Artificial Intelligence - foundations of computational agents -- 12.5 Function Symbols

Third edition of Artificial Intelligence: foundations of computational agents, Cambridge University Press, 2023 is now available (including the full text).

12.5 Function Symbols

Datalog requires a name, using a constant, for every individual about which the system reasons. Often it is simpler to identify an individual in terms of its components, rather than requiring a separate constant for each individual.

Example 12.23: In many domains, you want to be able to refer to a time as an individual. You may want to say that some course is held at 11:30 a.m. You do not want a separate constant for each possible time. It is better to define times in terms of, say, the number of hours past midnight and the number of minutes past the hour. Similarly, you may want to reason with facts that mention particular dates. You do not want to give a constant for each date. It is easier to define a date in terms of the year, the month, and the day.

Using a constant to name each individual means that the knowledge base can only represent a finite number of individuals, and the number of individuals is fixed when the knowledge base is designed.
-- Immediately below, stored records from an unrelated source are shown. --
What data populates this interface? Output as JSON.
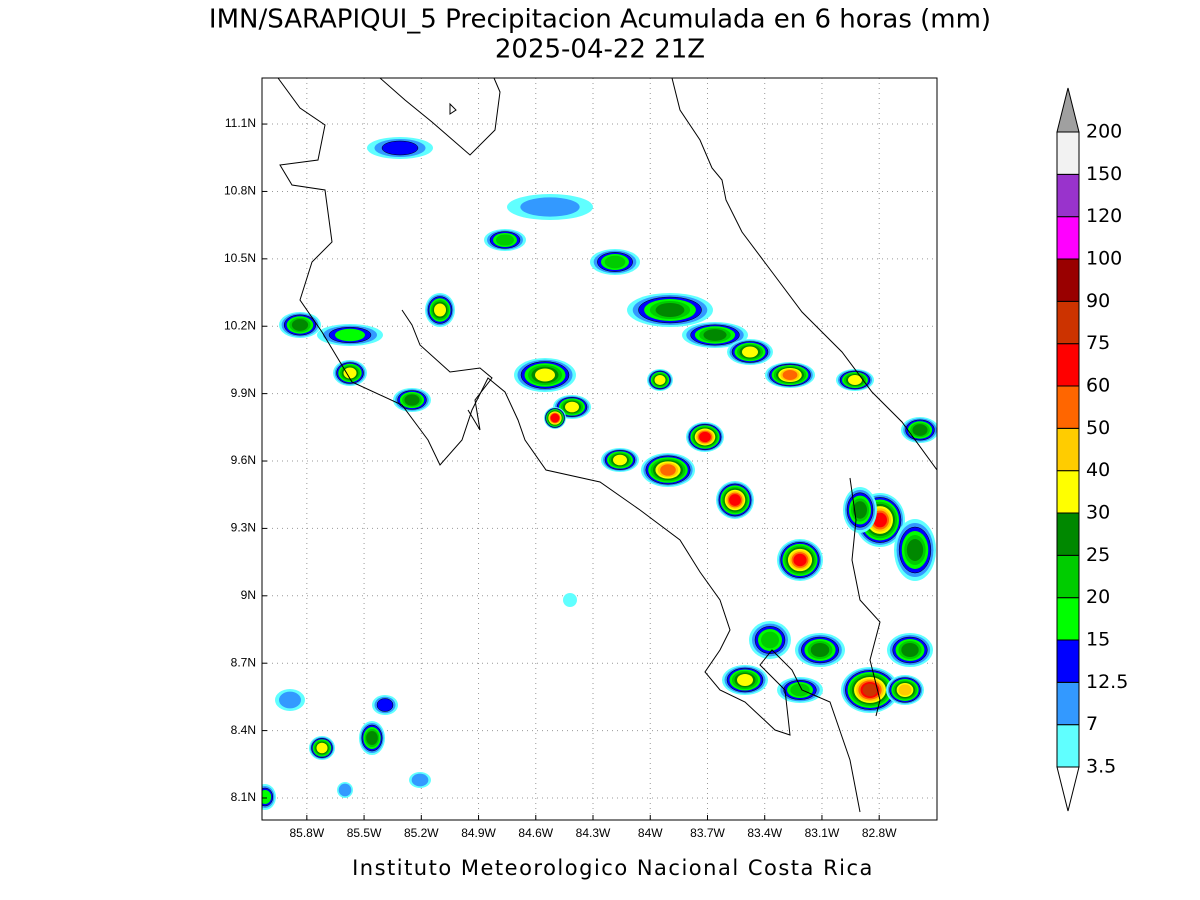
{
  "map": {
    "title": "IMN/SARAPIQUI_5 Precipitacion Acumulada en 6 horas (mm)",
    "subtitle": "2025-04-22 21Z",
    "footer": "Instituto Meteorologico Nacional Costa Rica",
    "lonlim": [
      -86.035,
      -82.497
    ],
    "latlim": [
      8.002,
      11.305
    ],
    "lonticks": [
      {
        "value": -85.8,
        "label": "85.8W"
      },
      {
        "value": -85.5,
        "label": "85.5W"
      },
      {
        "value": -85.2,
        "label": "85.2W"
      },
      {
        "value": -84.9,
        "label": "84.9W"
      },
      {
        "value": -84.6,
        "label": "84.6W"
      },
      {
        "value": -84.3,
        "label": "84.3W"
      },
      {
        "value": -84.0,
        "label": "84W"
      },
      {
        "value": -83.7,
        "label": "83.7W"
      },
      {
        "value": -83.4,
        "label": "83.4W"
      },
      {
        "value": -83.1,
        "label": "83.1W"
      },
      {
        "value": -82.8,
        "label": "82.8W"
      }
    ],
    "latticks": [
      {
        "value": 8.1,
        "label": "8.1N"
      },
      {
        "value": 8.4,
        "label": "8.4N"
      },
      {
        "value": 8.7,
        "label": "8.7N"
      },
      {
        "value": 9.0,
        "label": "9N"
      },
      {
        "value": 9.3,
        "label": "9.3N"
      },
      {
        "value": 9.6,
        "label": "9.6N"
      },
      {
        "value": 9.9,
        "label": "9.9N"
      },
      {
        "value": 10.2,
        "label": "10.2N"
      },
      {
        "value": 10.5,
        "label": "10.5N"
      },
      {
        "value": 10.8,
        "label": "10.8N"
      },
      {
        "value": 11.1,
        "label": "11.1N"
      }
    ],
    "grid": true,
    "colorbar": {
      "levels": [
        3.5,
        7,
        12.5,
        15,
        20,
        25,
        30,
        40,
        50,
        60,
        75,
        90,
        100,
        120,
        150,
        200
      ],
      "colors": [
        "#60ffff",
        "#3399ff",
        "#0000ff",
        "#00ff00",
        "#00cc00",
        "#008800",
        "#ffff00",
        "#ffcc00",
        "#ff6600",
        "#ff0000",
        "#cc3300",
        "#990000",
        "#ff00ff",
        "#9933cc",
        "#f2f2f2"
      ],
      "under_color": "#ffffff",
      "over_color": "#a0a0a0"
    }
  }
}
However, many cases exist in which you want to reason about a potentially infinite set of individuals.

Example 12.24: Suppose you want to build a system that takes questions in English and that answers them by consulting an online database. In this case, each sentence is considered an individual. You do not want to have to give each sentence its own name, because there are too many English sentences to name them all. It may be better to name the words and then to specify a sentence in terms of the sequence of words in the sentence. This approach may be more practical because there are far fewer words to name than sentences, and each word has it own natural name. You may also want to specify the words in terms of the letters in the word or in terms of their constituent parts.
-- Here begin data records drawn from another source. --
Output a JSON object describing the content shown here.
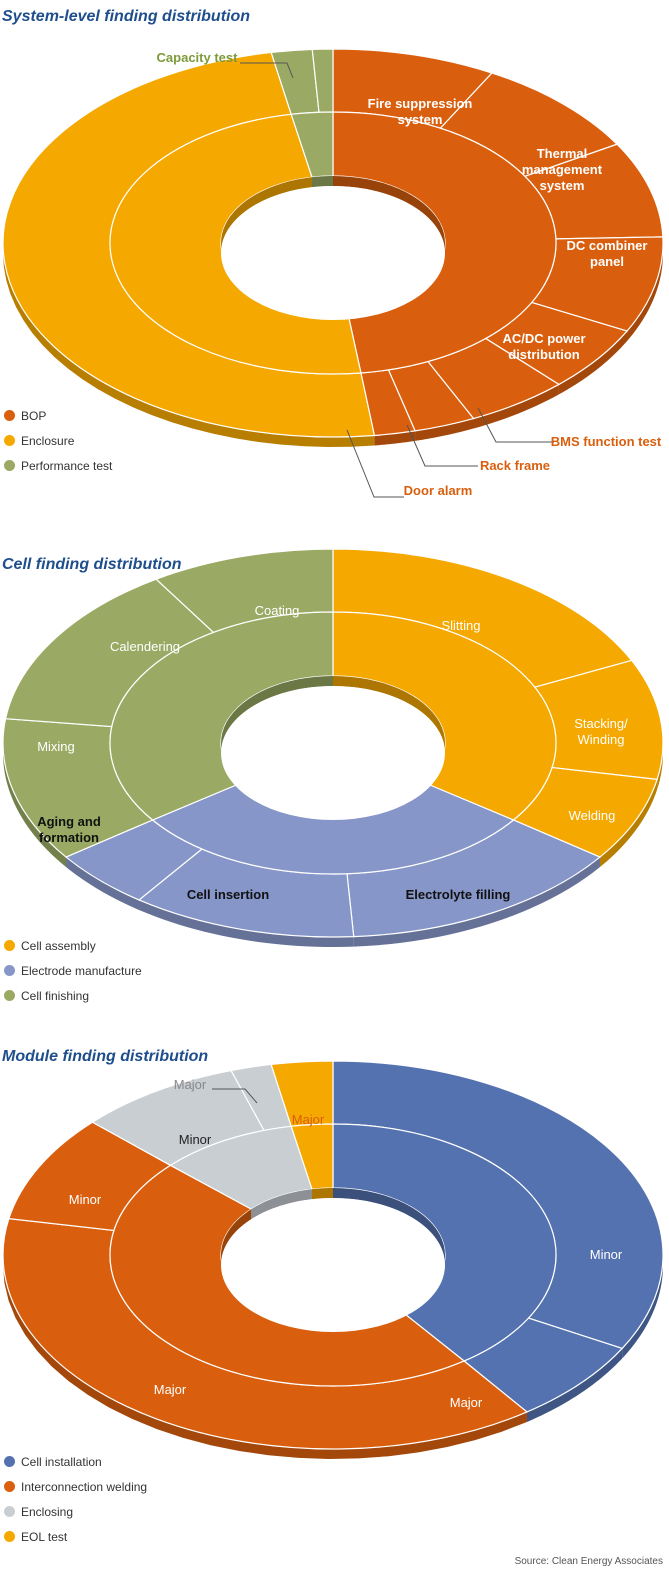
{
  "source": "Source: Clean Energy Associates",
  "chart_data": [
    {
      "type": "pie",
      "title": "System-level finding distribution",
      "colors": {
        "BOP": "#d95f0e",
        "Enclosure": "#f5a800",
        "Performance test": "#9aaa64"
      },
      "legend": [
        "BOP",
        "Enclosure",
        "Performance test"
      ],
      "inner_ring": [
        {
          "name": "BOP",
          "value": 48
        },
        {
          "name": "Enclosure",
          "value": 49
        },
        {
          "name": "Performance test",
          "value": 3
        }
      ],
      "outer_ring": [
        {
          "group": "BOP",
          "label": "Fire suppression system",
          "value": 8
        },
        {
          "group": "BOP",
          "label": "Thermal management system",
          "value": 8.5
        },
        {
          "group": "BOP",
          "label": "DC combiner panel",
          "value": 8
        },
        {
          "group": "BOP",
          "label": "AC/DC power distribution",
          "value": 8
        },
        {
          "group": "BOP",
          "label": "BMS function test",
          "value": 5.5
        },
        {
          "group": "BOP",
          "label": "Rack frame",
          "value": 5
        },
        {
          "group": "BOP",
          "label": "Door alarm",
          "value": 3
        },
        {
          "group": "BOP",
          "label": "",
          "value": 2
        },
        {
          "group": "Enclosure",
          "label": "",
          "value": 49
        },
        {
          "group": "Performance test",
          "label": "Capacity test",
          "value": 2
        },
        {
          "group": "Performance test",
          "label": "",
          "value": 1
        }
      ]
    },
    {
      "type": "pie",
      "title": "Cell finding distribution",
      "colors": {
        "Cell assembly": "#f5a800",
        "Electrode manufacture": "#8796c8",
        "Cell finishing": "#9aaa64"
      },
      "legend": [
        "Cell assembly",
        "Electrode manufacture",
        "Cell finishing"
      ],
      "inner_ring": [
        {
          "name": "Cell assembly",
          "value": 35
        },
        {
          "name": "Electrode manufacture",
          "value": 30
        },
        {
          "name": "Cell finishing",
          "value": 35
        }
      ],
      "outer_ring": [
        {
          "group": "Cell assembly",
          "label": "Slitting",
          "value": 18
        },
        {
          "group": "Cell assembly",
          "label": "Stacking/ Winding",
          "value": 10
        },
        {
          "group": "Cell assembly",
          "label": "Welding",
          "value": 7
        },
        {
          "group": "Electrode manufacture",
          "label": "Electrolyte filling",
          "value": 14
        },
        {
          "group": "Electrode manufacture",
          "label": "Cell insertion",
          "value": 11
        },
        {
          "group": "Electrode manufacture",
          "label": "Aging and formation",
          "value": 5
        },
        {
          "group": "Cell finishing",
          "label": "Mixing",
          "value": 12
        },
        {
          "group": "Cell finishing",
          "label": "Calendering",
          "value": 14
        },
        {
          "group": "Cell finishing",
          "label": "Coating",
          "value": 9
        }
      ]
    },
    {
      "type": "pie",
      "title": "Module finding distribution",
      "colors": {
        "Cell installation": "#5472b0",
        "Interconnection welding": "#d95f0e",
        "Enclosing": "#c9ced3",
        "EOL test": "#f5a800"
      },
      "legend": [
        "Cell installation",
        "Interconnection welding",
        "Enclosing",
        "EOL test"
      ],
      "inner_ring": [
        {
          "name": "Cell installation",
          "value": 40
        },
        {
          "name": "Interconnection welding",
          "value": 47
        },
        {
          "name": "Enclosing",
          "value": 10
        },
        {
          "name": "EOL test",
          "value": 3
        }
      ],
      "outer_ring": [
        {
          "group": "Cell installation",
          "label": "Minor",
          "value": 33
        },
        {
          "group": "Cell installation",
          "label": "Major",
          "value": 7
        },
        {
          "group": "Interconnection welding",
          "label": "Major",
          "value": 38
        },
        {
          "group": "Interconnection welding",
          "label": "Minor",
          "value": 9
        },
        {
          "group": "Enclosing",
          "label": "Minor",
          "value": 8
        },
        {
          "group": "Enclosing",
          "label": "Major",
          "value": 2
        },
        {
          "group": "EOL test",
          "label": "Major",
          "value": 3
        }
      ]
    }
  ]
}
Example 12.25: You may want to reason about lists of students. For example, you may be required to derive the average mark of a class of students. A class list of students is an individual that has properties, such as its length and its seventh element. Although it may be possible to name each list, it is very inconvenient to do so. It is much better to have a way to describe lists in terms of their elements.

Function symbols allow you to describe individuals indirectly. Rather than using a constant to describe an individual, an individual is described in terms of other individuals.

Syntactically a function symbol is a word starting with a lower-case letter. We extend the definition of a term so that a term is either a variable, a constant, or of the form f(t₁,...,t_n), where f is a function symbol and each t_i is a term. Apart from extending the definition of terms, the language stays the same.

Terms only appear within predicate symbols. You do not write clauses that imply terms. You may, however, write clauses that include atoms that use function symbols as ways to describe individuals.

The semantics must be changed to reflect the new syntax. The only thing we change is the definition of φ. We extend φ so that φ is a mapping that assigns to each constant an element of D and to each n-ary function symbol a function from Dⁿ into D. Thus, φ specifies the mapping denoted by each function symbol. In particular, φ specifies which individual is denoted by each ground term.

A knowledge base consisting of clauses with function symbols can compute any computable function. Thus, a knowledge base can be interpreted as a program, called a logic program.

This slight expansion of the language has a major impact. With just one function symbol and one constant, infinitely many different terms and infinitely many different atoms exist. The infinite number of terms can be used to describe an infinite number of individuals.

Example 12.26: Suppose you want to define times during the day as in Example 12.23. You can use the function symbol am so that am(H,M) denotes the time H:M a.m., when H is an integer between 1 and 12 and M is an integer between 0 and 59. For example, am(10,38) denotes the time 10:38 a.m.; am denotes a function from pairs of integers into times. Similarly, you can define the symbol pm to denote the times after noon.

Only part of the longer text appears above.